Sie mochte es nicht, wenn sie zu jemandem aufschauen musste.
    Während die Menge sich auflöste, kam Bleich zu mir. »Hattest du vorhin was Wichtigeres zu tun?«
    Also gab er mir die Schuld für unsere neue Aufgabe, und vielleicht hatte er sogar recht. »Der Worthüter hatte mich einbestellt, das konnte ich schlecht ignorieren.«
    Eine Missachtung hätte mir weit Schlimmeres eingebracht als eine Patrouille durch die Seitentunnel. Immerhin hatten wir eine Chance zu überleben. Andere Jäger hatten es auch geschafft. Sie kamen zwar völlig fertig und mit den Nerven am Ende zurück, aber ein Todesurteil war das nicht.

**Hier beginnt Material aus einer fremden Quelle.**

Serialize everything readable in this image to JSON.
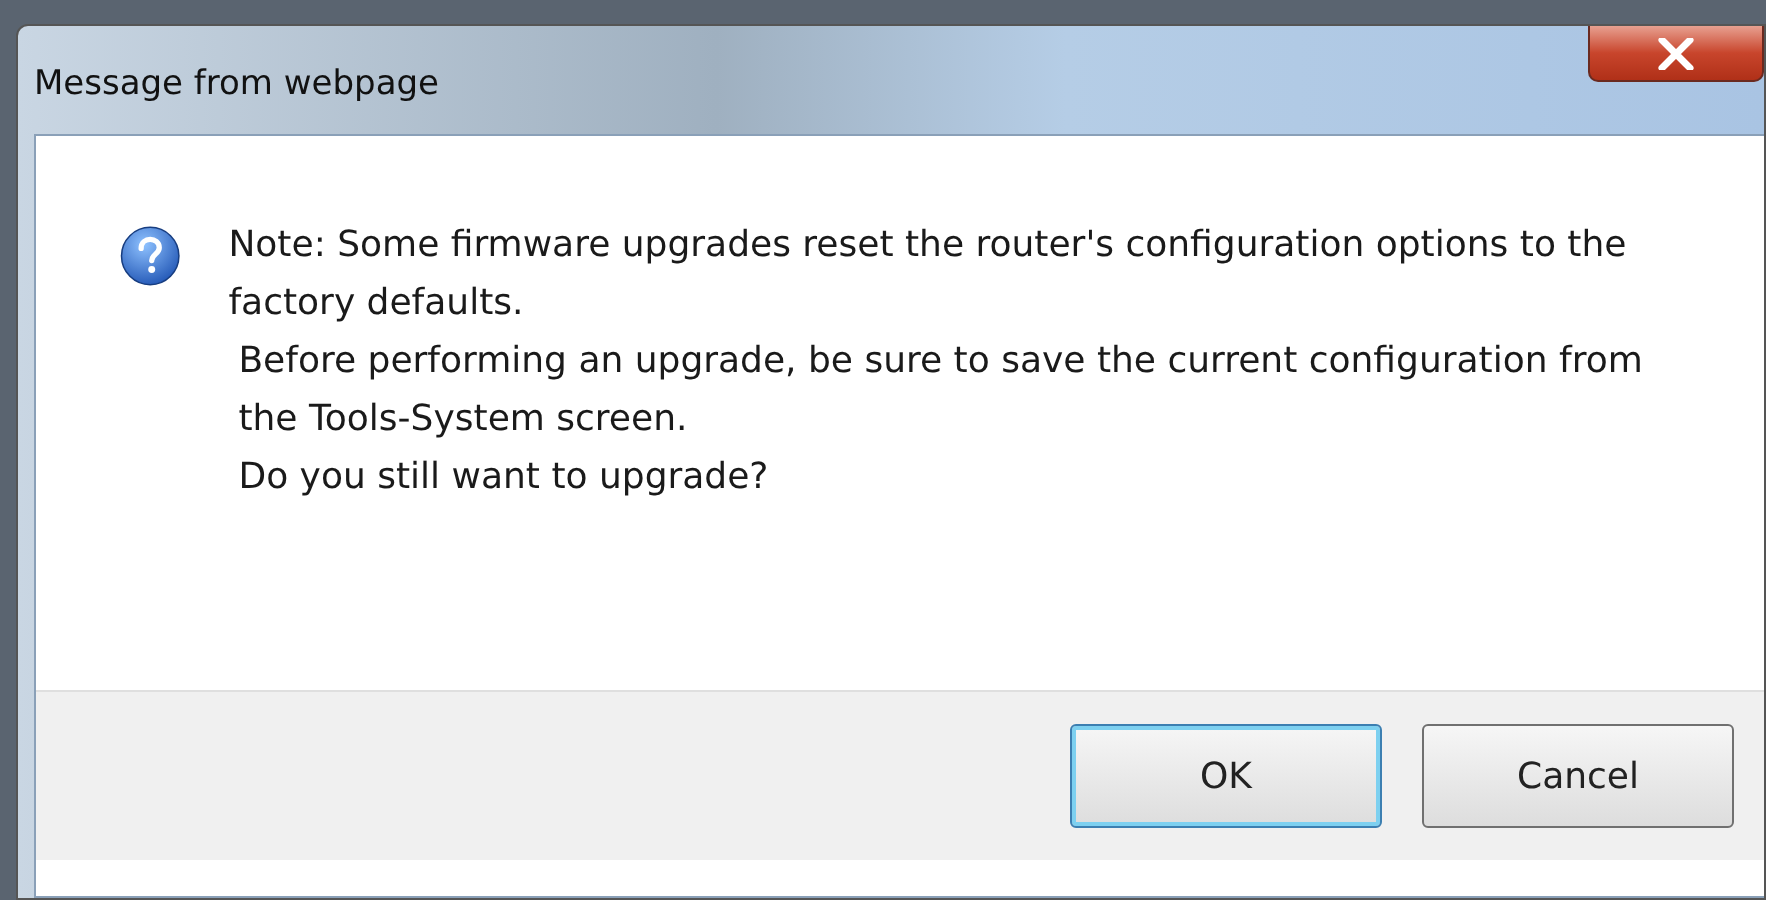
{
  "window": {
    "title": "Message from webpage"
  },
  "message": [
    "Note: Some firmware upgrades reset the router's configuration options to the factory defaults.",
    "Before performing an upgrade, be sure to save the current configuration from the Tools-System screen.",
    "Do you still want to upgrade?"
  ],
  "buttons": [
    {
      "label": "OK",
      "default": true
    },
    {
      "label": "Cancel",
      "default": false
    }
  ]
}
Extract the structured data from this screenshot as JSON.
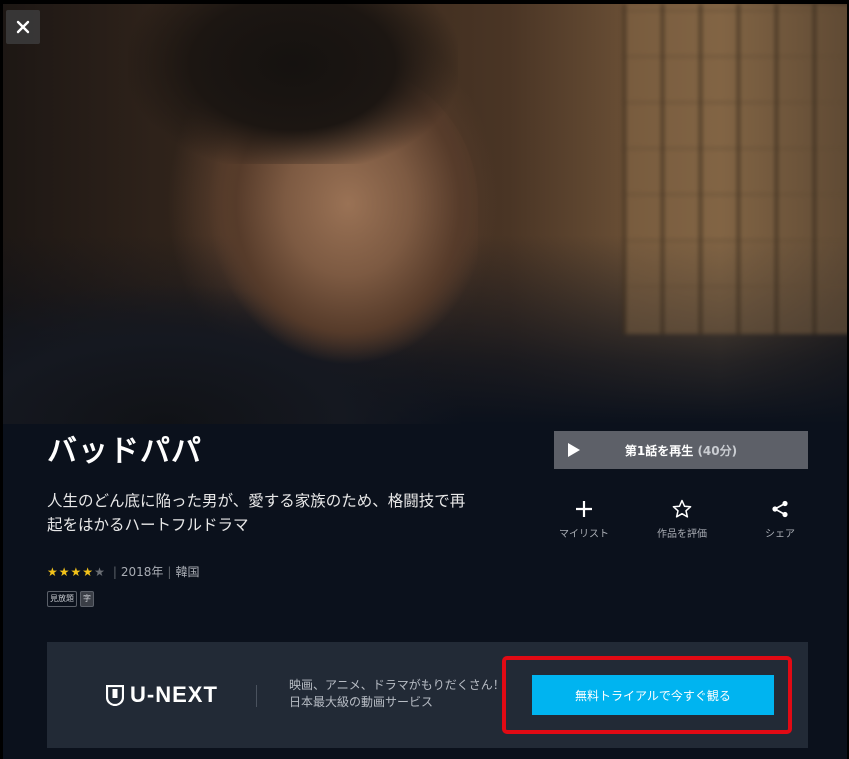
{
  "close_button": {
    "icon": "close-icon"
  },
  "title": {
    "text": "バッドパパ"
  },
  "synopsis": {
    "text": "人生のどん底に陥った男が、愛する家族のため、格闘技で再起をはかるハートフルドラマ"
  },
  "meta": {
    "rating": 4,
    "rating_max": 5,
    "year": "2018年",
    "country": "韓国",
    "badges": [
      "見放題",
      "字"
    ]
  },
  "play_button": {
    "label": "第1話を再生",
    "duration": "(40分)",
    "icon": "play-icon"
  },
  "actions": [
    {
      "label": "マイリスト",
      "icon": "plus-icon"
    },
    {
      "label": "作品を評価",
      "icon": "star-outline-icon"
    },
    {
      "label": "シェア",
      "icon": "share-icon"
    }
  ],
  "banner": {
    "logo_text": "U-NEXT",
    "text_line1": "映画、アニメ、ドラマがもりだくさん！",
    "text_line2": "日本最大級の動画サービス",
    "cta_label": "無料トライアルで今すぐ観る"
  },
  "colors": {
    "background": "#0b111c",
    "banner": "#222a36",
    "cta": "#00b4f0",
    "highlight": "#e10a14",
    "star": "#f2c21a"
  }
}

    »Wahrscheinlich nicht. Lass es uns hinter uns bringen.«
    »Wir suchen also nach Hinweisen, warum die Freaks immer weiter auf unser Gebiet vordringen?«
    »Hunger«, erwiderte Bleich. »Eine andere Antwort werden wir da draußen auch nicht finden. Aber ich bin ein guter Junge und tue, was mir gesagt wird.« Sein Ton klang spöttisch, als halte er Gehorsam für eine schlechte Eigenschaft.
    Ich wollte schon eine Diskussion anfangen, hielt mich dann aber zurück. Stattdessen folgte ich ihm schweigend. Es hatte keinen Sinn, es ihm zu erklären, wenn er es nicht schon längst begriffen hatte. Mit dieser Einstellung würde er niemals zu uns gehören. Alles, was ihn interessierte, waren er selbst und sein eigener Starrsinn.